La médecine et la mort ont depuis toujours une relation aussi familière que source de perplexité. Cette dichotomie de proximité et de mise à distance trouve son acmé dans l’appréhension de sa propre mort, comme si la mort des autres rejouait à l’infini la sienne. Cette relance infinie peut en même temps susciter autant d’indifférence que d’effroi. Indifférence de l’habitude qui conduit à considérer les mourants comme des échecs de la médecine ou des malades au destin malheureux si différents des humains soignants.
Effroi quand le jeune étudiant accompagne vers la mort le jeune homosexuel atteint de sida ou le cancérologue touché par la fin prématurée d’une jeune femme atteinte d’un cancer du sein ou d’un gliome.
Cet évitement ou cet affrontement sont au cœur de la médecine mais aussi au cœur de la société avec ce mélange de déni et de frayeur. La disparition du noir au profit des « marches blanches » qui nomment un responsable de la mort en est une illustration symbolique forte.

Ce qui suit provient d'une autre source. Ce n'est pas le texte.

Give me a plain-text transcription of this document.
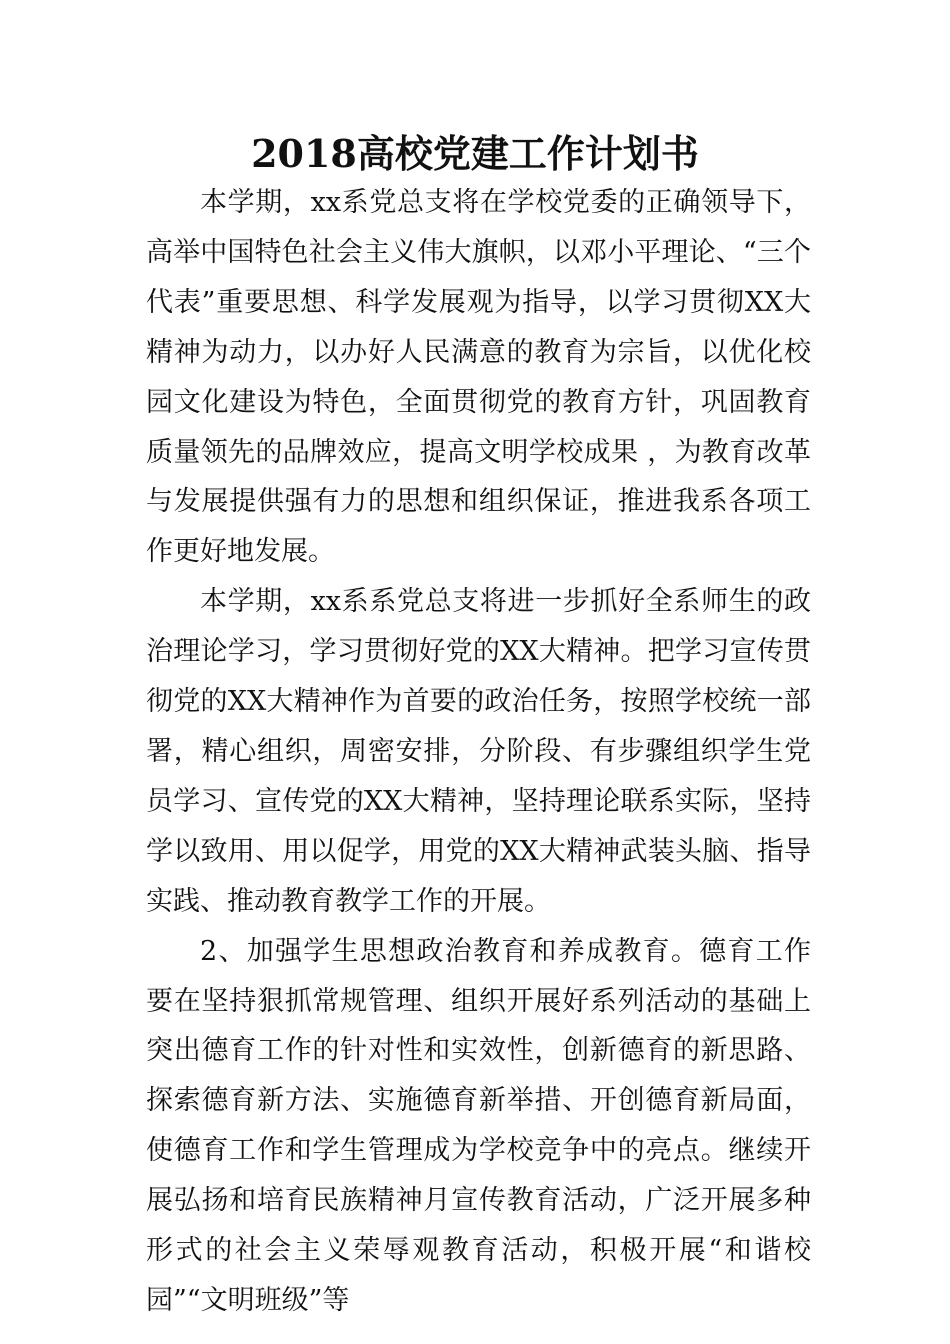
2018高校党建工作计划书

本学期，xx系党总支将在学校党委的正确领导下，高举中国特色社会主义伟大旗帜，以邓小平理论、“三个代表”重要思想、科学发展观为指导，以学习贯彻XX大精神为动力，以办好人民满意的教育为宗旨，以优化校园文化建设为特色，全面贯彻党的教育方针，巩固教育质量领先的品牌效应，提高文明学校成果 ，为教育改革与发展提供强有力的思想和组织保证，推进我系各项工作更好地发展。

本学期，xx系系党总支将进一步抓好全系师生的政治理论学习，学习贯彻好党的XX大精神。把学习宣传贯彻党的XX大精神作为首要的政治任务，按照学校统一部署，精心组织，周密安排，分阶段、有步骤组织学生党员学习、宣传党的XX大精神，坚持理论联系实际，坚持学以致用、用以促学，用党的XX大精神武装头脑、指导实践、推动教育教学工作的开展。

2、加强学生思想政治教育和养成教育。德育工作要在坚持狠抓常规管理、组织开展好系列活动的基础上突出德育工作的针对性和实效性，创新德育的新思路、探索德育新方法、实施德育新举措、开创德育新局面，使德育工作和学生管理成为学校竞争中的亮点。继续开展弘扬和培育民族精神月宣传教育活动，广泛开展多种形式的社会主义荣辱观教育活动，积极开展“和谐校园”“文明班级”等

Le mourant d’aujourd’hui n’est plus le même que celui qu’il était il y a 50 ans.
• La mort subite peut n’être qu’un moment difficile, rattrapable par des gestes simples, évoluant parfois vers une vie acceptable ; mais le plus souvent vers un état végétatif sans réveil possible, source d’embarras, voire de pressions pour que cette situation cesse.

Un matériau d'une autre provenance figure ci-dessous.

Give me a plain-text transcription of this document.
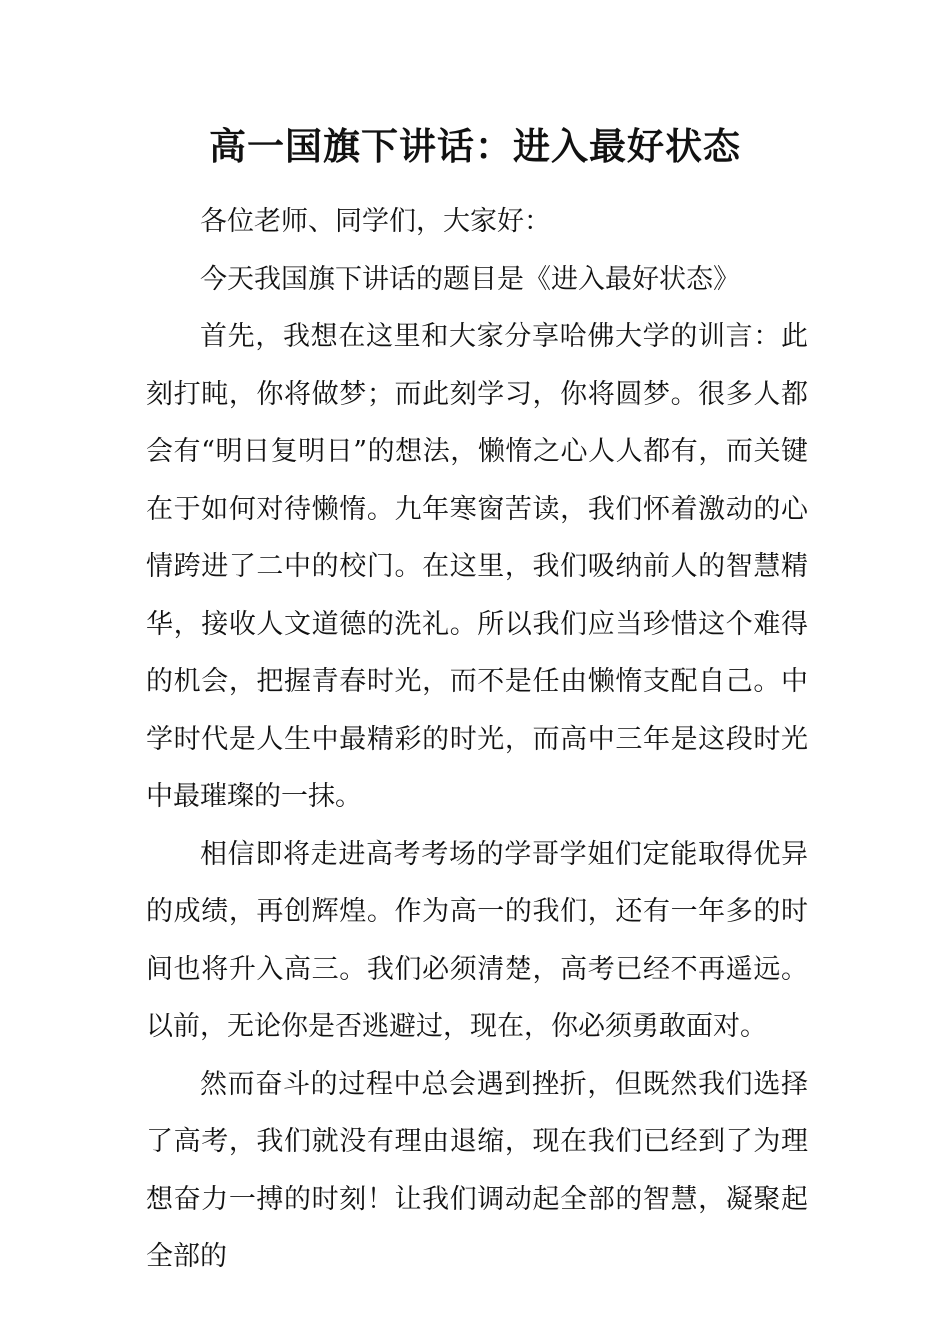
高一国旗下讲话：进入最好状态

各位老师、同学们，大家好：

今天我国旗下讲话的题目是《进入最好状态》

首先，我想在这里和大家分享哈佛大学的训言：此刻打盹，你将做梦；而此刻学习，你将圆梦。很多人都会有“明日复明日”的想法，懒惰之心人人都有，而关键在于如何对待懒惰。九年寒窗苦读，我们怀着激动的心情跨进了二中的校门。在这里，我们吸纳前人的智慧精华，接收人文道德的洗礼。所以我们应当珍惜这个难得的机会，把握青春时光，而不是任由懒惰支配自己。中学时代是人生中最精彩的时光，而高中三年是这段时光中最璀璨的一抹。

相信即将走进高考考场的学哥学姐们定能取得优异的成绩，再创辉煌。作为高一的我们，还有一年多的时间也将升入高三。我们必须清楚，高考已经不再遥远。以前，无论你是否逃避过，现在，你必须勇敢面对。

然而奋斗的过程中总会遇到挫折，但既然我们选择了高考，我们就没有理由退缩，现在我们已经到了为理想奋力一搏的时刻！让我们调动起全部的智慧，凝聚起全部的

• L’évolution chronique d’un grand nombre de maladies donne le sentiment d’une négociation avec la mort durant plusieurs années.
• L’allongement de la durée de l’existence qui embarrasse la médecine sur le caractère déraisonnable des traitements chez des personnes très âgées, devenues totalement dépendantes et dont l’existence finit par peser lourdement sur l’entourage et les ressources communes.
• L’obsession sécuritaire des comportements fait que la perte d’un être cher est de plus en plus difficile à accepter, et de plus en plus confronté à la recherche d’un coupable.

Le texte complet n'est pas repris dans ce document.